Bei seiner insgesamt 37. Teilnahme an der Magnolia Lane überstand Langer im Alter von 63 Jahren, zwei Monaten und 17 Tagen den Halbzeit-Cut – als bislang ältester Spieler der Turniergeschichte. Er löste Tommy Aaron als Altersrekordler ab, der Amerikaner war im Jahr 2000 nach zwei erfolgreichen Runden 63 Jahre, ein Monat und 16 Tage alt gewesen. Langer nahm die Bestmarke bescheiden zur Kenntnis. So, wie das nun mal seine Art ist. „Es ist sicherlich ein Erfolg, der Älteste zu sein, der den Cut geschafft hat", sagte der zweimalige Masters-Champion zwar, doch zu hoch wollte er die Marke auch nicht hängen. Andere Golfprofis hätten in Augusta viel größere Fußspuren hinterlassen als er: „Es gab hier so viele großartige Spieler vor mir, von Jack Nicklaus über Gary Player bis zu den ganzen anderen Größen, die hier angetreten sind."

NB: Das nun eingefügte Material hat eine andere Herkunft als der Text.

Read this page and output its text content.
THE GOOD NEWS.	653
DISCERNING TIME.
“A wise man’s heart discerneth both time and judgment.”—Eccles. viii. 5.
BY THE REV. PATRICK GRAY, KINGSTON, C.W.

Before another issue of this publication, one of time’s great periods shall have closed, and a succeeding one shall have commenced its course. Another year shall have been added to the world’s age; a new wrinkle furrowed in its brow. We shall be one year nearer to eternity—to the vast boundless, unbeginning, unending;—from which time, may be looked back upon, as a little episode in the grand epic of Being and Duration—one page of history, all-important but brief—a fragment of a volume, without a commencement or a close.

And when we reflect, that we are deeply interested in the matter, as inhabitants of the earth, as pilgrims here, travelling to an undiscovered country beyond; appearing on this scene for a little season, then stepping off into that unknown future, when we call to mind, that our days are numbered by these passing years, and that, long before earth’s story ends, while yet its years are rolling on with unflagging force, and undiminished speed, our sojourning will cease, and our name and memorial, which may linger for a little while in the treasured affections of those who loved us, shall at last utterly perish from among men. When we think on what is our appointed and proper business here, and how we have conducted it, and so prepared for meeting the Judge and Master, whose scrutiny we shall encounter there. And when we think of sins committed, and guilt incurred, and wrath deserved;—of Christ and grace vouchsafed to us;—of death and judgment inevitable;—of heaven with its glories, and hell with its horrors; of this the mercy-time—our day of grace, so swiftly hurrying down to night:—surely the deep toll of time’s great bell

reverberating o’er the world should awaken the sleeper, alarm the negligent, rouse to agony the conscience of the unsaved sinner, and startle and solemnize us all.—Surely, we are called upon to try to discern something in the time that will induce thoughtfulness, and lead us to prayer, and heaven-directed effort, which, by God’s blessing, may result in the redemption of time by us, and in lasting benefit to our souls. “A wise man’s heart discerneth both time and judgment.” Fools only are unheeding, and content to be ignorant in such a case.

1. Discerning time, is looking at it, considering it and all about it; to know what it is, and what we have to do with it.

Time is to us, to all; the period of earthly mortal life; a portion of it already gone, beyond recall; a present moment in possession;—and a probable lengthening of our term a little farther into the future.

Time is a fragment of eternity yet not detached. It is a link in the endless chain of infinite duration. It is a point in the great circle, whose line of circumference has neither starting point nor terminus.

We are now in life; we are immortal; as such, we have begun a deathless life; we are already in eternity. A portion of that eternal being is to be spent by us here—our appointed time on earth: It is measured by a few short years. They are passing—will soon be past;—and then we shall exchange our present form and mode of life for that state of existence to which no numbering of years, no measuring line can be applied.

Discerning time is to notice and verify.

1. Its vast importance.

„Der Älteste, der den Cut geschafft hat"
Es ehrt Langer, dass er in der Stunde des Triumphs auf dem Boden bleibt. Das hat er während seiner langen und erfolgreichen Karriere eigentlich immer getan. Auch das ist ein Grund, warum der Oldie noch immer mit den deutlich jüngeren und kräftigeren Spielern der neuen Golf-Generation mithalten kann. Das – und natürlich auch seine immense Erfahrung. Die kommt auf diesem schwierigen Gelände besonders zur Geltung. Langer sei „das beste Beispiel dafür", sagte Golfstar Tiger Woods, dass man sich in Augusta durch Platzkenntnis „den einen oder anderen Schlag sparen" könne. Und er sei auch ein Beispiel dafür, dass man im fortgeschrittenen Alter „noch mithalten" könne.
In der Endabrechnung landete Langer mit insgesamt 285 Schlägen auf Platz 29. Ein herausragendes Ergebnis für einen 63-Jährigen, bedenkt man, dass Vorjahressieger Woods nur 38. wurde. Der US-Amerikaner startete zwar mit einer persönlichen Bestmarke in der ersten Runde (vier Schläge unter Par), als er „gut abgeschlagen und gut geputtet" hatte. Doch in der entscheidenden Phase schwächelte Woods. Auf der Schlussrunde brauchte er gar zehn Schläge an Loch zwölf – so viele wie noch nie auf einer Bahn während all seiner Wettbewerbe auf der PGA-Tour. Woods schlug den Ball zunächst zweimal ins Wasser, dann in den Bunker und schließlich zurück ins Wasser. Dass er danach an einem Putt scheiterte, machte das Debakel für den 14-maligen Major-Turnier-Gewinner perfekt.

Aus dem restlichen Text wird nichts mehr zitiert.